O conflito entre esses personagens – indivíduos que podem afetar a vida de trilhões de pessoas – desperta a insolúvel questão da real capacidade de uma pessoa sozinha influenciar a história.
Psico-história na vida real
Não existem indícios de que Asimov conhecesse o filósofo catalão Alexandre Deulofeu (1903-1978), mas no mesmo ano em que a Fundação foi lançada em livro, Deulofeu publicou A Matemática da História, em que defendia que civilizações e impérios passam por ciclos passíveis de serem antevistos por instrumentos estatísticos e, com isso, crises poderiam ser evitadas. Ele preconizou em 1934 a dissolução da Iugoslávia; em 1941, a queda da Alemanha nazista; e, em 1951, a reunificação da Alemanha e o colapso da União Soviética “por volta do ano 2000”.
Outro candidato a “Hari Seldon da vida real” é o professor russo-americano Peter Turchin, da Universidade de Connecticut. Em 2003, ele propôs a cliodinâmica, que tenta explicar eventos históricos por meio de modelos matemáticos aplicados às ciências humanas. Em 2012, Turchin publicou um estudo identificando padrões entre os picos de instabilidade política e violência em diversas sociedades, como o Império Romano, a França medieval e os Estados Unidos. Por meio de sua análise, o acadêmico previu uma nova escalada de tensão a partir de 2020.
No entanto, uma versão da psico-história de Asimov pode já estar sendo amplamente utilizada em um laboratório de mais de 2,3 bilhões de pessoas: o Facebook. Cameron Marlow, ex-chefe da equipe científica da empresa de Mark Zuckerberg, já afirmou que “pela primeira vez, temos um microscópio que não apenas nos permite examinar o comportamento social num nível muito detalhado, que jamais conseguimos ver antes, como também possibilita fazer experimentos a que milhões de usuários estão expostos”.
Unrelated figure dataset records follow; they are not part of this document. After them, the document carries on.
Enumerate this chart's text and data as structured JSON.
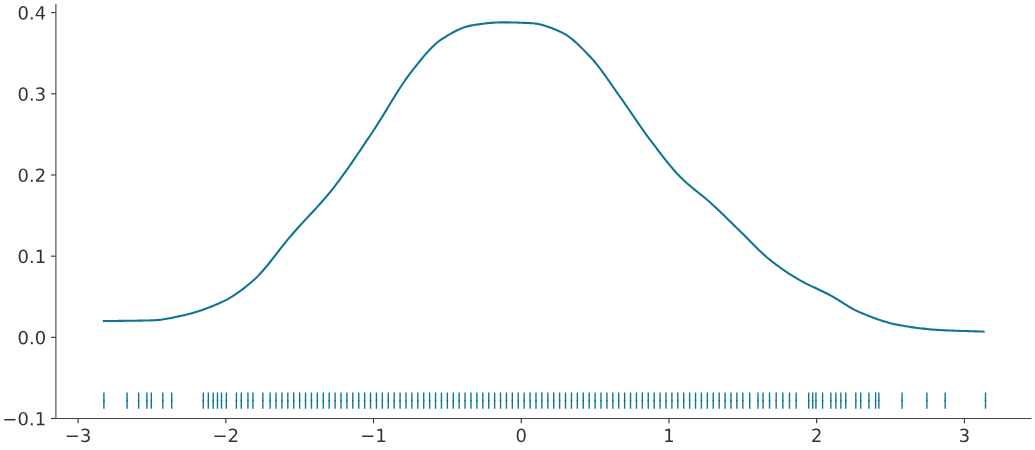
{
  "chart_data": {
    "type": "line",
    "xlim": [
      -3.15,
      3.45
    ],
    "ylim": [
      -0.1,
      0.41
    ],
    "xticks": [
      {
        "value": -3,
        "label": "−3"
      },
      {
        "value": -2,
        "label": "−2"
      },
      {
        "value": -1,
        "label": "−1"
      },
      0,
      1,
      2,
      3
    ],
    "yticks": [
      {
        "value": -0.1,
        "label": "−0.1"
      },
      {
        "value": 0,
        "label": "0.0"
      },
      0.1,
      0.2,
      0.3,
      0.4
    ],
    "grid": false,
    "legend": false,
    "series": [
      {
        "color": "#107591",
        "x": [
          -2.825,
          -2.49,
          -2.29,
          -2.02,
          -1.82,
          -1.55,
          -1.28,
          -1.01,
          -0.74,
          -0.54,
          -0.34,
          -0.13,
          0.07,
          0.27,
          0.47,
          0.67,
          0.87,
          1.08,
          1.28,
          1.48,
          1.68,
          1.88,
          2.09,
          2.29,
          2.56,
          2.83,
          3.13
        ],
        "values": [
          0.02,
          0.021,
          0.027,
          0.044,
          0.069,
          0.127,
          0.182,
          0.252,
          0.328,
          0.367,
          0.384,
          0.388,
          0.387,
          0.376,
          0.345,
          0.296,
          0.244,
          0.197,
          0.166,
          0.131,
          0.096,
          0.071,
          0.052,
          0.031,
          0.015,
          0.009,
          0.007
        ]
      },
      {
        "type": "scatter",
        "marker": "circle",
        "errors": [
          0.01,
          0.01,
          0.01,
          0.01,
          0.01,
          0.01,
          0.01,
          0.01,
          0.01,
          0.01,
          0.01,
          0.01,
          0.01,
          0.01,
          0.01,
          0.01,
          0.01,
          0.01,
          0.01,
          0.01,
          0.01,
          0.01,
          0.01,
          0.01,
          0.01,
          0.01,
          0.01,
          0.01,
          0.01,
          0.01,
          0.01,
          0.01,
          0.01,
          0.01,
          0.01,
          0.01,
          0.01,
          0.01,
          0.01,
          0.01,
          0.01,
          0.01,
          0.01,
          0.01,
          0.01,
          0.01,
          0.01,
          0.01,
          0.01,
          0.01,
          0.01,
          0.01,
          0.01,
          0.01,
          0.01,
          0.01,
          0.01,
          0.01,
          0.01,
          0.01,
          0.01,
          0.01,
          0.01,
          0.01,
          0.01,
          0.01,
          0.01,
          0.01,
          0.01,
          0.01,
          0.01,
          0.01,
          0.01,
          0.01,
          0.01,
          0.01,
          0.01,
          0.01,
          0.01,
          0.01,
          0.01,
          0.01,
          0.01,
          0.01,
          0.01,
          0.01,
          0.01,
          0.01,
          0.01,
          0.01,
          0.01,
          0.01,
          0.01,
          0.01,
          0.01,
          0.01,
          0.01,
          0.01,
          0.01,
          0.01,
          0.01,
          0.01,
          0.01,
          0.01,
          0.01,
          0.01,
          0.01,
          0.01,
          0.01,
          0.01,
          0.01,
          0.01,
          0.01,
          0.01,
          0.01,
          0.01,
          0.01,
          0.01,
          0.01,
          0.01,
          0.01,
          0.01,
          0.01,
          0.01
        ],
        "color": "#107591",
        "x": [
          -2.825,
          -2.668,
          -2.59,
          -2.534,
          -2.504,
          -2.426,
          -2.366,
          -2.152,
          -2.118,
          -2.085,
          -2.056,
          -2.029,
          -1.996,
          -1.928,
          -1.895,
          -1.85,
          -1.816,
          -1.749,
          -1.7,
          -1.66,
          -1.62,
          -1.58,
          -1.54,
          -1.5,
          -1.46,
          -1.42,
          -1.38,
          -1.34,
          -1.3,
          -1.26,
          -1.22,
          -1.18,
          -1.14,
          -1.1,
          -1.06,
          -1.02,
          -0.98,
          -0.94,
          -0.9,
          -0.86,
          -0.82,
          -0.78,
          -0.74,
          -0.7,
          -0.66,
          -0.62,
          -0.58,
          -0.54,
          -0.5,
          -0.46,
          -0.42,
          -0.38,
          -0.34,
          -0.3,
          -0.26,
          -0.22,
          -0.18,
          -0.14,
          -0.1,
          -0.06,
          -0.02,
          0.02,
          0.06,
          0.1,
          0.14,
          0.18,
          0.22,
          0.26,
          0.3,
          0.34,
          0.38,
          0.42,
          0.46,
          0.5,
          0.54,
          0.58,
          0.62,
          0.66,
          0.7,
          0.74,
          0.78,
          0.82,
          0.86,
          0.9,
          0.94,
          0.98,
          1.02,
          1.06,
          1.1,
          1.14,
          1.18,
          1.22,
          1.26,
          1.3,
          1.34,
          1.38,
          1.42,
          1.46,
          1.5,
          1.547,
          1.603,
          1.637,
          1.681,
          1.726,
          1.771,
          1.816,
          1.861,
          1.946,
          1.973,
          1.995,
          2.04,
          2.096,
          2.13,
          2.164,
          2.197,
          2.265,
          2.298,
          2.354,
          2.399,
          2.421,
          2.578,
          2.746,
          2.87,
          3.143
        ],
        "values": [
          -0.078,
          -0.078,
          -0.078,
          -0.078,
          -0.078,
          -0.078,
          -0.078,
          -0.078,
          -0.078,
          -0.078,
          -0.078,
          -0.078,
          -0.078,
          -0.078,
          -0.078,
          -0.078,
          -0.078,
          -0.078,
          -0.078,
          -0.078,
          -0.078,
          -0.078,
          -0.078,
          -0.078,
          -0.078,
          -0.078,
          -0.078,
          -0.078,
          -0.078,
          -0.078,
          -0.078,
          -0.078,
          -0.078,
          -0.078,
          -0.078,
          -0.078,
          -0.078,
          -0.078,
          -0.078,
          -0.078,
          -0.078,
          -0.078,
          -0.078,
          -0.078,
          -0.078,
          -0.078,
          -0.078,
          -0.078,
          -0.078,
          -0.078,
          -0.078,
          -0.078,
          -0.078,
          -0.078,
          -0.078,
          -0.078,
          -0.078,
          -0.078,
          -0.078,
          -0.078,
          -0.078,
          -0.078,
          -0.078,
          -0.078,
          -0.078,
          -0.078,
          -0.078,
          -0.078,
          -0.078,
          -0.078,
          -0.078,
          -0.078,
          -0.078,
          -0.078,
          -0.078,
          -0.078,
          -0.078,
          -0.078,
          -0.078,
          -0.078,
          -0.078,
          -0.078,
          -0.078,
          -0.078,
          -0.078,
          -0.078,
          -0.078,
          -0.078,
          -0.078,
          -0.078,
          -0.078,
          -0.078,
          -0.078,
          -0.078,
          -0.078,
          -0.078,
          -0.078,
          -0.078,
          -0.078,
          -0.078,
          -0.078,
          -0.078,
          -0.078,
          -0.078,
          -0.078,
          -0.078,
          -0.078,
          -0.078,
          -0.078,
          -0.078,
          -0.078,
          -0.078,
          -0.078,
          -0.078,
          -0.078,
          -0.078,
          -0.078,
          -0.078,
          -0.078,
          -0.078,
          -0.078,
          -0.078,
          -0.078,
          -0.078
        ]
      }
    ]
  }
}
No livro O Mundo que Não Pensa, o jornalista Franklin Foer mostra como a gigante tecnológica trata seus usuários como cobaias. Um dos exemplos que ele fornece é a ocasião em que a empresa tentou descobrir se emoções são contagiosas pela rede: “Para um grupo, o Facebook removeu palavras positivas dos posts do feed de notícias; para um outro grupo, removeu as negativas. Cada grupo, foi concluído, escreveu postagens que reproduziam o tom dos posts que foram reescritos.”
Com uma quantidade tão grande de informações sobre usuários à disposição, as empresas do Vale do Silício podem, na era do Big Data, transformar estatísticas em previsões reais a nível individual, ainda mais precisas do que a cliodinâmica jamais sonhou – mais eficientes até mesmo que a psico-história de Hari Seldon, que só consegue lidar com grandes massas humanas, sem fazer previsões sobre indivíduos isolados.
A frieza dos tecnocratas do Vale do Silício ao lidar com dados pessoais é assustadoramente semelhante à maneira pela qual os psico-historiadores conduzem o destino da galáxia por se julgarem aptos a decidir as veredas pelas quais a humanidade deve trilhar. Não por acaso, no terceiro livro da série, Segunda Fundação, quando a sociedade descobre a possível manipulação de seu destino, mantida em segredo por anos, ainda que supostamente com boas intenções, eles se rebelam contra os psico-historiadores – Asimov, que migrou da União Soviética para os Estados Unidos ainda na infância, sabia muito bem o valor da liberdade.